In 2008, with a week to go before November 1st, I decided to take part in NaNoWriMo for the first time. I was in my final year of secondary school, taking all honours classes, not feeling especially confident about the exams at the end of the school year, and not feeling like I’d do especially well with my writing to that point.
I gave it a shot, keeping a blog about the writing process. The posts exist somewhere on a computer or a memory stick or a harddrive, no longer online – having only existed on Bebo, that ancient relic of the Internet. They chronicled my journey with my protagonist, Sam, and all the ways I tried to keep myself going with the book. (When I went looking for the book’s cover for this post, I found them. They make for a cringe-worthy 3000 words.)
On November 30th, with only a few days to plan the book before the month began, I verified a word count of 50074 words. I “won” a free print copy of the book, Meet Sam. A friend of mine, a photographer named David Doherty, took some photos for me for the cover. In 2008, he was the only photographer I knew, and I had no design (a) experience or (b) software. I think I used something that came with a camera. I think we’ve both come a long way since then.

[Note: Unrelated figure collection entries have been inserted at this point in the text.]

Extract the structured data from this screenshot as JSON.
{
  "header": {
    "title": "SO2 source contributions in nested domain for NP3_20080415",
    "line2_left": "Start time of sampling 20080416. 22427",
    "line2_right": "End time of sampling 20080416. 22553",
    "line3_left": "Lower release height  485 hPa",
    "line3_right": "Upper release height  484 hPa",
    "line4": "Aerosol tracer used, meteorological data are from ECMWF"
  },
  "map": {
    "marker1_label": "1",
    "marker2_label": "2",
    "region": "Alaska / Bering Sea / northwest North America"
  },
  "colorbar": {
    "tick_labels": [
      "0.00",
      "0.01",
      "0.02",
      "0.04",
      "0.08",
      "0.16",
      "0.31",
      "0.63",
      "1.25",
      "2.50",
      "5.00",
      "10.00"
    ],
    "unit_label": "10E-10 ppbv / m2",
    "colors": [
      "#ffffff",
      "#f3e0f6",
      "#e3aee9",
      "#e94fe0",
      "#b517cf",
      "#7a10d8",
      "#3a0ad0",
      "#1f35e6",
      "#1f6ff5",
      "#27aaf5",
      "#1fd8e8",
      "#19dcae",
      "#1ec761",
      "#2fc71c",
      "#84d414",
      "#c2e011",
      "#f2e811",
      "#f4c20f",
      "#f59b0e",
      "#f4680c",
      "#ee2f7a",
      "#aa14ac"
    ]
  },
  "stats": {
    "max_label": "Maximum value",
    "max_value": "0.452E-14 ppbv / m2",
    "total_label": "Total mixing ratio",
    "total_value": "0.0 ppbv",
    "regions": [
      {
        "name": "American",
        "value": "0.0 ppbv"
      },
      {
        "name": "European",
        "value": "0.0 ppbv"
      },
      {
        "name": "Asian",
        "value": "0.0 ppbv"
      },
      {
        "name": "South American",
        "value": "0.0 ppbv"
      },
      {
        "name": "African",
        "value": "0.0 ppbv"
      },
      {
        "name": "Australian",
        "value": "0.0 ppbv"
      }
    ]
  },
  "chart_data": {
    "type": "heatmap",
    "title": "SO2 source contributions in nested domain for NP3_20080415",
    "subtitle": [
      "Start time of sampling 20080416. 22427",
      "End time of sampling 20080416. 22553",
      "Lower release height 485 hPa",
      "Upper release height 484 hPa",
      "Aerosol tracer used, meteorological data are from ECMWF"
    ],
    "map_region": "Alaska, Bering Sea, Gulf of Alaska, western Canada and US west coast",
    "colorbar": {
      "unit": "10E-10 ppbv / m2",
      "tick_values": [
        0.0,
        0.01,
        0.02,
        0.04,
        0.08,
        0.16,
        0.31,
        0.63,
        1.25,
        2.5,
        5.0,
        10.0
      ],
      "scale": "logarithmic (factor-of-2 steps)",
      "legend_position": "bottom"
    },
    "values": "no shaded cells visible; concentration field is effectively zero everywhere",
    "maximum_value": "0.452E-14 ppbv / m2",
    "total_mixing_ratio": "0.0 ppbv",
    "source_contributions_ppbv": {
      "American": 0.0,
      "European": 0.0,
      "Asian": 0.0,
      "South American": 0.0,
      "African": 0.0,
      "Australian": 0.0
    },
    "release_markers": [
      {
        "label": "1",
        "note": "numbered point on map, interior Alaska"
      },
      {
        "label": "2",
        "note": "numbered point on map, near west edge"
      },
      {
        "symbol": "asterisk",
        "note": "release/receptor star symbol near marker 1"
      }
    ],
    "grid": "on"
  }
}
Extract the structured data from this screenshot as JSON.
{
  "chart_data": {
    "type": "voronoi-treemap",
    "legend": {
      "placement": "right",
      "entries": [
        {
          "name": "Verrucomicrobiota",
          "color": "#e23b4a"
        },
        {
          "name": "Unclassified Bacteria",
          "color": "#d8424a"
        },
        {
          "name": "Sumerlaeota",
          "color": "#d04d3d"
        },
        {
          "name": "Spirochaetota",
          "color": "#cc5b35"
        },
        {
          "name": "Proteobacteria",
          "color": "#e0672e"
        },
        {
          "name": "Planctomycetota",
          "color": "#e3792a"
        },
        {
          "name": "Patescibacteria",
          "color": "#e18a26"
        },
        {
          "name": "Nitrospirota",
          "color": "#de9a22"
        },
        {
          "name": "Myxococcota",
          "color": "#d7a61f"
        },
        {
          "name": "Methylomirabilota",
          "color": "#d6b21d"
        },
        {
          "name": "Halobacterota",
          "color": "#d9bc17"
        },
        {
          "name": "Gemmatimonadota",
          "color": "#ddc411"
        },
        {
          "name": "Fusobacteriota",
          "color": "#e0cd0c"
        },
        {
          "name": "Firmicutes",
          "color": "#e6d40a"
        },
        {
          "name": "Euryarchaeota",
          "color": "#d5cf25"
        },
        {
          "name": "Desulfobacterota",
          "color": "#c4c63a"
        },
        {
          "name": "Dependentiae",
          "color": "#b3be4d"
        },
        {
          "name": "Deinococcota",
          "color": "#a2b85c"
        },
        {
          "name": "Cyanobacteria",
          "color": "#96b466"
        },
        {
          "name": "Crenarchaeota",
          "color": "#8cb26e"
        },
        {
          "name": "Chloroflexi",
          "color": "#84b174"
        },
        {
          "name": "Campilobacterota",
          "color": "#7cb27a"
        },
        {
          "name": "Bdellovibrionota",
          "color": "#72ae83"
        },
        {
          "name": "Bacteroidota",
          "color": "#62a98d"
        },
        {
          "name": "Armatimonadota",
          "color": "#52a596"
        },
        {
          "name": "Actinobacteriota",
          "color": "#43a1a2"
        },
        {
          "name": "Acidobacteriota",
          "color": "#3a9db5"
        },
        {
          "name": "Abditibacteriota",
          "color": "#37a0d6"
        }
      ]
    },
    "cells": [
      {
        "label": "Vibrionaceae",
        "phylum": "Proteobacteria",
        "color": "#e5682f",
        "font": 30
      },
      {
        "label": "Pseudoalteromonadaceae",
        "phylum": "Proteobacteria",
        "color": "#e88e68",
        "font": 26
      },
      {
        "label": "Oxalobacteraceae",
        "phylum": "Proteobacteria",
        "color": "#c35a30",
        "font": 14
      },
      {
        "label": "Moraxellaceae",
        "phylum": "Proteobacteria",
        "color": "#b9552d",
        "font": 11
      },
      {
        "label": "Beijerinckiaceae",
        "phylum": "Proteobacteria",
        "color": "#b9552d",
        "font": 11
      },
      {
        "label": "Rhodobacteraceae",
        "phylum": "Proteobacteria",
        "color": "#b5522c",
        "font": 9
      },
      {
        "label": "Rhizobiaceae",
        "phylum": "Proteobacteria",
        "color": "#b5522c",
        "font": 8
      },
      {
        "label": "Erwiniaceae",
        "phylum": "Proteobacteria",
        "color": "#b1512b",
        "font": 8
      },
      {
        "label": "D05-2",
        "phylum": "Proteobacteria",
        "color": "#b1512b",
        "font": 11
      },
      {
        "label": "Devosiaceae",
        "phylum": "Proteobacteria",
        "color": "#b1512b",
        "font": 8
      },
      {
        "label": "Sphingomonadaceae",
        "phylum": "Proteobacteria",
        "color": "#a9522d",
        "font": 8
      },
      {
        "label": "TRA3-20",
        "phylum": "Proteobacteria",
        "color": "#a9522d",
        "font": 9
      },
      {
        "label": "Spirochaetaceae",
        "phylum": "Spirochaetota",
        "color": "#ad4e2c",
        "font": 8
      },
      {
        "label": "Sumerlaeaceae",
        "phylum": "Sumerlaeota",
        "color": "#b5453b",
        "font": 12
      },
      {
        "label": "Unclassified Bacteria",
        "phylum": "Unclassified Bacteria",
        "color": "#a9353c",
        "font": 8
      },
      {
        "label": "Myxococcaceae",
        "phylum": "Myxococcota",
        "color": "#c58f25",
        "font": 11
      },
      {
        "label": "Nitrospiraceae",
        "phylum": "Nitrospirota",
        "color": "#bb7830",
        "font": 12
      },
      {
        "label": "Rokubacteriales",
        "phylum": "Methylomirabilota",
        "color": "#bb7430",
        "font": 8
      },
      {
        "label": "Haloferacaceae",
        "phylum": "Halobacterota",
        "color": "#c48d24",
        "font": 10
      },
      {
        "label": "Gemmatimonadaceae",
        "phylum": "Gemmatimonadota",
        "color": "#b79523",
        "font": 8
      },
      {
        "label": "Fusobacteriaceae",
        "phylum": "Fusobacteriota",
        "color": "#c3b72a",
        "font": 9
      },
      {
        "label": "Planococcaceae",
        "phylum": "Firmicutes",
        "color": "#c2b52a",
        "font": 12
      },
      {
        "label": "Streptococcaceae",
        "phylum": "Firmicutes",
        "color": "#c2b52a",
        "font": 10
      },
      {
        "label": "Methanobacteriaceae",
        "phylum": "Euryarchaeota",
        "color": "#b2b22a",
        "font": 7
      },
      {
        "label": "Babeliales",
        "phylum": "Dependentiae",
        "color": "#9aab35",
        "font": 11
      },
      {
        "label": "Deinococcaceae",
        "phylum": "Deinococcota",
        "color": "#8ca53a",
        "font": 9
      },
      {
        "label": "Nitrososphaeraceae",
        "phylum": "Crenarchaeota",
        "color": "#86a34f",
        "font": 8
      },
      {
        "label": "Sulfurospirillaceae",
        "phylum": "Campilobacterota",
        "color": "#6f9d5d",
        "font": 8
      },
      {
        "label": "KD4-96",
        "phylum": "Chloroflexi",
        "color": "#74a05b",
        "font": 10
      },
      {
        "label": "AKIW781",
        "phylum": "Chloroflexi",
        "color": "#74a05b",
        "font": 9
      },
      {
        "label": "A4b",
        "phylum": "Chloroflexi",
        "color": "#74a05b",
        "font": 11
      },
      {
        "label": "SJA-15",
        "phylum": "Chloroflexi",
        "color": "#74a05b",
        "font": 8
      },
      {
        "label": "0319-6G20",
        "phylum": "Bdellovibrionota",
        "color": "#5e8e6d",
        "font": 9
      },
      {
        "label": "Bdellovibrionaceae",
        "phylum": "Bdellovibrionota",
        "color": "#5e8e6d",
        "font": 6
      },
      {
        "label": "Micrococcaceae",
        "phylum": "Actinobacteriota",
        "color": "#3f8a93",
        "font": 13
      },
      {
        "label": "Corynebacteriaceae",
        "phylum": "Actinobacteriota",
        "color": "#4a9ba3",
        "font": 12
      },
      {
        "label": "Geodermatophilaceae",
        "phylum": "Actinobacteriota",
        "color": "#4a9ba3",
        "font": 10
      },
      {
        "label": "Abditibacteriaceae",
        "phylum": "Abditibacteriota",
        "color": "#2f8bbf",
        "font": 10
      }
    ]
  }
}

I still have a few copies of the book on my shelf. I had teachers and lecturers provide some feedback on it. There’s definitely something to work with, there, though my genre focus would require a bit of a rewrite with some slightly more fantastical elements thrown in (nothing that would drastically change the book, mind, just something to solidify it on the teetering edge of Fantasy, in the way that Kazuo Ishiguro writes Fantasy and Science Fiction.
The few days before NaNoWriMo are the best time to commit to a book. Meet Sam didn’t exist in my head before I decided to do NaNoWriMo.
I wholly believe that it’s not too late to start planning a book, that it’s not too late for someone to give it a shot. I’d only ever written one (bad) book before taking part for the first time, and had two incomplete books floating around up to this point.
Anyone who thinks that, maybe, they want to write a book should give it a shot. And here’s the thing I want to make clear, both now and with my NaNoWriMo novel for this year: failure is okay. Failure happens. We can never prepare for every eventuality. Things come up and derail a perfectly good month of writing, or a job, or a relationship. Something in life happens, and we have to figure out how to move forward from that point on.
But just because failure is a possibility, and just because you haven’t tried something, is no reason not to make an attempt. Life is about experiences.